Selon la 14ème édition de l’Observatoire Européen des Marchés de l’Energie, publiée par Capgemini, les « Utilities », sociétés de service public opérant dans les secteurs du gaz et de l’électricité, sont confrontées en Europe à un environnement difficile : une période d’incertitude qui impacte leur rentabilité et leur capacité d’investir dans des infrastructures énergétiques pourtant nécessaires.
Volatilité des prix et stagnation de la consommation d’énergie engendrées par la crise économique se sont traduites, selon l’Observatoire, par des baisses de profits qui risquent de s’aggraver dans l’avenir, en raison de la transition énergétique dans laquelle s’engagent plusieurs pays européens, entraînant la création de nouvelles taxes et des pénalités pour les opérateurs dont les clients ne réaliseraient pas un certain niveau d’économies d’énergie.

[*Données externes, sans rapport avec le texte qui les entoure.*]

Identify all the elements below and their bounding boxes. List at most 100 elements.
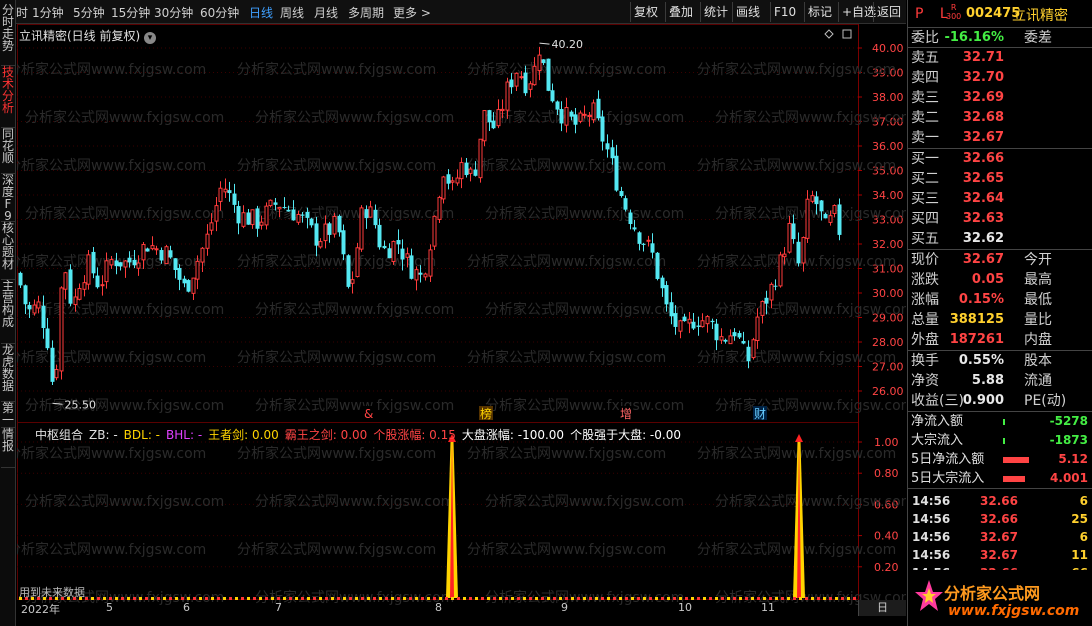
- candle-body-up: [591, 102, 596, 121]
- high-price-label: 40.20: [552, 38, 584, 51]
- period-tab-6[interactable]: 日线: [249, 4, 273, 21]
- price-axis-label: 30.00: [872, 287, 904, 300]
- indicator-axis-label: 0.20: [874, 561, 899, 574]
- left-tab-6[interactable]: 龙虎数据: [1, 344, 15, 402]
- left-tab-7[interactable]: 第一: [1, 402, 15, 428]
- candle-body-up: [350, 279, 355, 284]
- buys-row-4: 买五 32.62: [908, 229, 1092, 249]
- period-tab-8[interactable]: 月线: [314, 4, 338, 21]
- toolbar-button-4[interactable]: F10: [770, 2, 799, 22]
- candle-body-down: [637, 232, 642, 244]
- candle-body-up: [296, 213, 301, 223]
- watermark-text: 分析家公式网www.fxjgsw.com: [237, 541, 436, 558]
- candle-body-down: [619, 191, 624, 197]
- candle-body-up: [82, 282, 87, 290]
- candle-body-up: [141, 244, 146, 261]
- left-tab-8[interactable]: 情报: [1, 428, 15, 468]
- period-tab-4[interactable]: 30分钟: [154, 4, 193, 21]
- fundamental-stats: 换手 0.55% 股本 净资 5.88 流通 收益(三) 0.900 PE(动): [908, 351, 1092, 412]
- candle-body-down: [23, 285, 28, 305]
- sells-price: 32.71: [962, 50, 1004, 65]
- window-square-icon: [842, 29, 852, 39]
- event-marker: 财: [754, 407, 766, 421]
- tick-row-0: 14:56 32.66 6: [908, 492, 1092, 510]
- watermark-text: 分析家公式网www.fxjgsw.com: [485, 205, 684, 222]
- candle-body-up: [769, 283, 774, 301]
- toolbar-button-0[interactable]: 复权: [630, 2, 661, 22]
- flow-label: 大宗流入: [911, 433, 964, 448]
- sells-price: 32.67: [962, 130, 1004, 145]
- tick-price: 32.66: [980, 494, 1018, 508]
- buys-price: 32.65: [962, 171, 1004, 186]
- period-tab-1[interactable]: 1分钟: [32, 4, 64, 21]
- period-tab-9[interactable]: 多周期: [348, 4, 384, 21]
- toolbar-button-3[interactable]: 画线: [732, 2, 763, 22]
- left-tab-1[interactable]: 技术分析: [1, 66, 15, 128]
- toolbar-button-5[interactable]: 标记: [804, 2, 835, 22]
- candle-body-down: [569, 111, 574, 117]
- period-tab-2[interactable]: 5分钟: [73, 4, 105, 21]
- tick-volume: 6: [1079, 494, 1088, 508]
- period-tab-5[interactable]: 60分钟: [200, 4, 239, 21]
- flow-value: 5.12: [1058, 452, 1088, 466]
- left-tab-0[interactable]: 分时走势: [1, 4, 15, 66]
- stats2-label: 净资: [911, 373, 939, 389]
- toolbar-button-7[interactable]: 返回: [873, 2, 904, 22]
- candle-body-up: [705, 316, 710, 325]
- buys-row-3: 买四 32.63: [908, 209, 1092, 229]
- candle-body-up: [832, 204, 837, 214]
- future-data-label: 用到未来数据: [19, 586, 85, 599]
- period-tab-3[interactable]: 15分钟: [111, 4, 150, 21]
- watermark-text: 分析家公式网www.fxjgsw.com: [697, 61, 896, 78]
- stats2-label: 收益(三): [911, 393, 964, 409]
- candle-body-up: [191, 277, 196, 294]
- stats-value: 0.05: [971, 272, 1004, 287]
- stats-label: 外盘: [911, 332, 939, 348]
- period-tab-10[interactable]: 更多 >: [393, 4, 431, 21]
- sells-label: 卖二: [911, 110, 939, 126]
- buys-row-2: 买三 32.64: [908, 189, 1092, 209]
- flow-label: 5日大宗流入: [911, 471, 985, 486]
- candle-body-down: [655, 252, 660, 279]
- dropdown-circle-icon[interactable]: ▾: [144, 32, 157, 44]
- toolbar-button-2[interactable]: 统计: [700, 2, 731, 22]
- stats-value: 32.67: [962, 252, 1004, 267]
- candle-body-up: [751, 339, 756, 359]
- sells-label: 卖一: [911, 130, 939, 146]
- stats-label-right: 最低: [1024, 292, 1052, 308]
- kline-chart-svg[interactable]: 40.0039.0038.0037.0036.0035.0034.0033.00…: [17, 24, 906, 616]
- candle-body-up: [582, 113, 587, 116]
- candle-body-up: [564, 107, 569, 126]
- buys-label: 买一: [911, 151, 939, 167]
- x-axis: 日 2022年 5 6 7 8 9 10 11: [17, 600, 906, 616]
- candle-body-down: [491, 120, 496, 129]
- day-cycle-button[interactable]: 日: [858, 600, 906, 616]
- x-axis-label-6: 10: [678, 601, 692, 614]
- candle-body-down: [177, 267, 182, 280]
- tick-time: 14:56: [912, 548, 951, 562]
- candle-body-up: [359, 207, 364, 250]
- watermark-text: 分析家公式网www.fxjgsw.com: [17, 157, 206, 174]
- left-tab-5[interactable]: 主营构成: [1, 280, 15, 344]
- candle-body-up: [428, 249, 433, 277]
- indicator-name[interactable]: 中枢组合: [35, 428, 83, 442]
- left-tab-2[interactable]: 同花顺: [1, 128, 15, 174]
- candle-body-down: [623, 198, 628, 210]
- chart-title-text: 立讯精密(日线 前复权): [19, 29, 141, 43]
- candle-body-up: [241, 212, 246, 227]
- candle-body-down: [632, 227, 637, 230]
- candle-body-down: [559, 109, 564, 124]
- indicator-bdl: BDL: -: [123, 428, 161, 442]
- stats-label: 涨跌: [911, 272, 939, 288]
- tick-time: 14:56: [912, 530, 951, 544]
- candle-body-up: [100, 284, 105, 287]
- candle-body-up: [778, 254, 783, 287]
- left-tab-4[interactable]: 核心题材: [1, 222, 15, 280]
- left-tab-3[interactable]: 深度F9: [1, 174, 15, 222]
- period-tab-7[interactable]: 周线: [280, 4, 304, 21]
- r300-badge: R 300: [946, 3, 962, 21]
- stats2-label: 换手: [911, 353, 939, 369]
- candle-body-up: [104, 260, 109, 283]
- toolbar-button-1[interactable]: 叠加: [665, 2, 696, 22]
- tick-volume: 11: [1071, 548, 1088, 562]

De plus, « les bas prix du charbon et des certificats de CO2 en Europe menacent la rentabilité des centrales à gaz pourtant indispensables. » En effet, les prix du pétrole se maintiennent à un niveau élevé, mais le gaz, exploité aux Etats-Unis à des coûts compétitifs (gaz de schiste) a vu ses prix baisser considérablement, mais pas en Europe où il reste indexé sur les prix du pétrole, et atteint des tarifs plus élevés d’environ 300 % que le gaz américain. Les Etats-Unis commencent donc à remplacer le charbon par du gaz dans les centrales à énergies fossiles, créant ainsi un excédent mondial de charbon, et des prix européens en baisse :
Ce bas prix du charbon combiné au bas prix des certificats d’émissions de CO2 a détérioré la rentabilité des centrales au gaz provoquant la fermeture d’un certain nombre d’entre elles et un retrait potentiel de 10 000 MW d’ici 2014. Cependant, ces centrales à gaz sont essentielles notamment pour compenser la volatilité des énergies renouvelables et équilibrer le réseau en période de pointe de consommation (lors de vagues de froid ou chaleur). Ainsi la mise en place de marchés de capacité qui permettrait d’assurer la rentabilité de ces centrales et d’éviter leur fermeture, est une mesure prioritaire.

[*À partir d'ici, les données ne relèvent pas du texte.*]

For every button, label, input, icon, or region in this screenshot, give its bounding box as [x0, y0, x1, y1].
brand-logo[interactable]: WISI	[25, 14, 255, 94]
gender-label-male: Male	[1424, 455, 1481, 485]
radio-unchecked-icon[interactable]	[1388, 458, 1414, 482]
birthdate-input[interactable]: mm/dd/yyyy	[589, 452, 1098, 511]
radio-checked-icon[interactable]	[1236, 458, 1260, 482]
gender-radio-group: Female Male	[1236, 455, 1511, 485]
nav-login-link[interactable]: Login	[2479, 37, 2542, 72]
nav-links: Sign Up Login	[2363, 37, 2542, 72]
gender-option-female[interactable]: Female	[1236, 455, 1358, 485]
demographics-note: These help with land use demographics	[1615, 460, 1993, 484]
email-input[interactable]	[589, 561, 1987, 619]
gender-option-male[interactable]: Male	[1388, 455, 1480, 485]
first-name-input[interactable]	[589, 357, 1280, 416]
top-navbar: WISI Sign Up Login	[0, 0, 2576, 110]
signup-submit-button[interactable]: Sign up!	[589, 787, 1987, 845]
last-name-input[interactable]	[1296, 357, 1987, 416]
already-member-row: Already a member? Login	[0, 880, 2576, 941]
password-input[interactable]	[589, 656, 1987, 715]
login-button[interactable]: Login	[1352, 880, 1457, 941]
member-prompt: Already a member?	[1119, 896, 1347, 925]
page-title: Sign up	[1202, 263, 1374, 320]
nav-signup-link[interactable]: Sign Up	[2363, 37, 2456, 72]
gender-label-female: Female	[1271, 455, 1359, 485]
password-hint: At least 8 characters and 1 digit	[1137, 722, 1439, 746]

Par ailleurs, « le coût de la transition énergétique sera élevé » : suite à Fukushima, le mix européen devrait évoluer vers une moindre part d’électricité d’origine nucléaire, et donc une augmentation de la part d’électricité produite par les énergies renouvelables, mais aussi fossiles (gaz et charbon pour certains pays, accompagnés d’une hausse des émissions de CO2). Cela suppose des investissements supplémentaires considérables qui auront un impact sur les coûts de production et de transport et donc sur les prix de détail.

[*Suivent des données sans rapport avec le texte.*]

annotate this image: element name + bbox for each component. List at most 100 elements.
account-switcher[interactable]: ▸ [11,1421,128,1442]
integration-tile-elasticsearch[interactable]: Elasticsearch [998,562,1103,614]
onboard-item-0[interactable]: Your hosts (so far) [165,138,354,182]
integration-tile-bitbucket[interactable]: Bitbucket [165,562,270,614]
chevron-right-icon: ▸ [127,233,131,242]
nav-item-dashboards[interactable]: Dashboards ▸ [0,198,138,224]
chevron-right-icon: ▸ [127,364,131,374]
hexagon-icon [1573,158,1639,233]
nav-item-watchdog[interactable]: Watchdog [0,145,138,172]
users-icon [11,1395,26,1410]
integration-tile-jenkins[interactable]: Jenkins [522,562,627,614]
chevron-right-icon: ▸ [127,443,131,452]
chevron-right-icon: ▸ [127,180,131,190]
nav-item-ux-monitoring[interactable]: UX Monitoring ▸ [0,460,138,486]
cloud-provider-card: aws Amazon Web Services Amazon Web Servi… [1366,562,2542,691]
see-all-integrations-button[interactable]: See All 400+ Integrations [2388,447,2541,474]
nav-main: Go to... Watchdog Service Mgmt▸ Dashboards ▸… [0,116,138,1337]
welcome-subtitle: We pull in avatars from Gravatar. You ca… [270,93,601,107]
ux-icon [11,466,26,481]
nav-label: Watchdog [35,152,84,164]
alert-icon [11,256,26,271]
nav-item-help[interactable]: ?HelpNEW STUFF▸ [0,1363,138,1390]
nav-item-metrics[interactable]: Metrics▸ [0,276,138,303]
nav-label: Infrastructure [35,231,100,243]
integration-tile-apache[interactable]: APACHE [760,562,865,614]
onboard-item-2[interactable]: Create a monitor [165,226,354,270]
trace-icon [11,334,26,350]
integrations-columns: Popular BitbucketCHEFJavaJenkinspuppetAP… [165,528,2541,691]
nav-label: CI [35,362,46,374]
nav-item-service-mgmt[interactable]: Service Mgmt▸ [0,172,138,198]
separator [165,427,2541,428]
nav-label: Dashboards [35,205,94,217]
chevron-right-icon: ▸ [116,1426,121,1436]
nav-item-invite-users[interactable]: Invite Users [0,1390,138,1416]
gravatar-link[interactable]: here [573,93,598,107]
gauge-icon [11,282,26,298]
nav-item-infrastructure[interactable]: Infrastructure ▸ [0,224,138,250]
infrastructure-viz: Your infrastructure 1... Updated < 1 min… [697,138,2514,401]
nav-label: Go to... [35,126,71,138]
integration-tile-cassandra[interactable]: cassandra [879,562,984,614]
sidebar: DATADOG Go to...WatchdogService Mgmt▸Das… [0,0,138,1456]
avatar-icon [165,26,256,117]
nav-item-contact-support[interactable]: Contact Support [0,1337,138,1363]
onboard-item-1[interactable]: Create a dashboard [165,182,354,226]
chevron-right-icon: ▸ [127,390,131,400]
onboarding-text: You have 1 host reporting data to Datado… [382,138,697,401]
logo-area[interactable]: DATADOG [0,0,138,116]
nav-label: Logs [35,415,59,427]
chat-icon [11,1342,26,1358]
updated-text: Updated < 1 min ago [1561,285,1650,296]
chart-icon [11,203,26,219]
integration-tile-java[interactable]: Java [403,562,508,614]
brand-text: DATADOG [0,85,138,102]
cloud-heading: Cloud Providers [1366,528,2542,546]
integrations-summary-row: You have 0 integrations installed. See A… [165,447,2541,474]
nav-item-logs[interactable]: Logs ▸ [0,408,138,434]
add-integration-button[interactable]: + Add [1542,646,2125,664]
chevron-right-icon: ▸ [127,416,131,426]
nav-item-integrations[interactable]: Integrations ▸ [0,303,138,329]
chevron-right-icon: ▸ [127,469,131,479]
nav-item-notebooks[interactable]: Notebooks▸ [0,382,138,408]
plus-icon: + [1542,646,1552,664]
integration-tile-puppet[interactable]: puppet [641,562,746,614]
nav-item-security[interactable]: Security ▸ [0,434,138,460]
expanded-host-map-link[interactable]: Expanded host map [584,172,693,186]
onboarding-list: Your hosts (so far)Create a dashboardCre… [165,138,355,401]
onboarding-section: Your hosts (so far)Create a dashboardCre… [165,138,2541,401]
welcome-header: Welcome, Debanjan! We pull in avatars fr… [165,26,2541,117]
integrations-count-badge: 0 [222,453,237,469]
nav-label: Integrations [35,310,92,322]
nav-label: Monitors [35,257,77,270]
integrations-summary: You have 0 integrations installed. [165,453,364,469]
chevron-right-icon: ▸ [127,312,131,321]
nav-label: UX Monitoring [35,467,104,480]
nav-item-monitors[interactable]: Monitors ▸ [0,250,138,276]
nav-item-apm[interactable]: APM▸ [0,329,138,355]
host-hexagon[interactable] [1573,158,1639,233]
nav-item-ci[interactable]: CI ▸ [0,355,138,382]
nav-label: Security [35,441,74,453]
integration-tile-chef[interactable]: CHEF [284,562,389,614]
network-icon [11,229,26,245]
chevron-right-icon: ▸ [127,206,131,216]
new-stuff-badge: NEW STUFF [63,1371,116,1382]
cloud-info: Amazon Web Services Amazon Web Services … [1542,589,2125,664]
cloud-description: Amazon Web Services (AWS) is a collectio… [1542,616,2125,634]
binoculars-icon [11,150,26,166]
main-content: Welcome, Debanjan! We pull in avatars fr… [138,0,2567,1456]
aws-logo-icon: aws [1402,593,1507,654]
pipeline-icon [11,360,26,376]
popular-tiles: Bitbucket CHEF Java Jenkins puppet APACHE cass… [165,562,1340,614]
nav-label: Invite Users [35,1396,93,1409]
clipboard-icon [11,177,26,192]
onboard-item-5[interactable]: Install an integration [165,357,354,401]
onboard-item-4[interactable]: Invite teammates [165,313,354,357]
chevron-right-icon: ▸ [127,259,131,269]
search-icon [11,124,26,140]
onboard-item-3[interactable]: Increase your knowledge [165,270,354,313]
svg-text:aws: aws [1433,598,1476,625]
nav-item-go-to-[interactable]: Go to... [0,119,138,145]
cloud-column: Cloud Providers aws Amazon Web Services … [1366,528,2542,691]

D’autre part, « le développement des énergies renouvelables est menacé par la réduction des subventions. » L’objectif européen de 20 % d’énergies renouvelables dans le mix énergétique de 2020 sera d’autant plus difficile à atteindre que les états, confrontés « à la crise des dettes souveraines » , réduisent les incitations fiscales et les tarifs d’achat qui ont permis leur expansion. L’Observatoire note que l’énergie solaire a été particulièrement touchée.
Par contre, l’objectif européen de 20 % de réduction des gaz à effet de serre devrait être atteint. Mais pas par des investissements dans des technologies peu « carbonées », mais en fait « grâce » au ralentissement économique et aux délocalisations de certaines industries en Asie. L’objectif 2020 d’efficacité énergétique sera quant à lui difficile à atteindre.
« Des investissements considérables dans les infrastructures sont nécessaires » souligne l’Observatoire : moyens de production d’électricité, réseaux, terminaux de GNL, gazoducs, et « plus généralement pour renforcer les réseaux afin d’améliorer la sécurité d’approvisionnement, raccorder les énergies renouvelables et les moyens de production décentralisés et rendre les réseaux plus « intelligents ». » Mais les Utilities ne s’y engagent pas résolument en raison de « l’instabilité économique actuelle et de l’absence de prévisions crédibles sur le futur de la zone euro. »
Conséquence de tout cela : les Utilities sont sous pression, avec une performance boursière dégradée et une valorisation diminuée :
Cependant, les mesures politiques et législatives durant cette période montrent que les gouvernements et les régulateurs européens considèrent toujours les Utilities comme une source aisée de prélèvements supplémentaires. Par exemple, l’accord sur le texte de compromis concernant l’efficacité énergétique représentera un véritable fardeau pour les Utilities. A cela s’ajoutent les décisions politiques telles que l’abandon accéléré du nucléaire en Allemagne ou les taxes sur la production électronucléaire en Allemagne, en Belgique ou plus récemment en Espagne.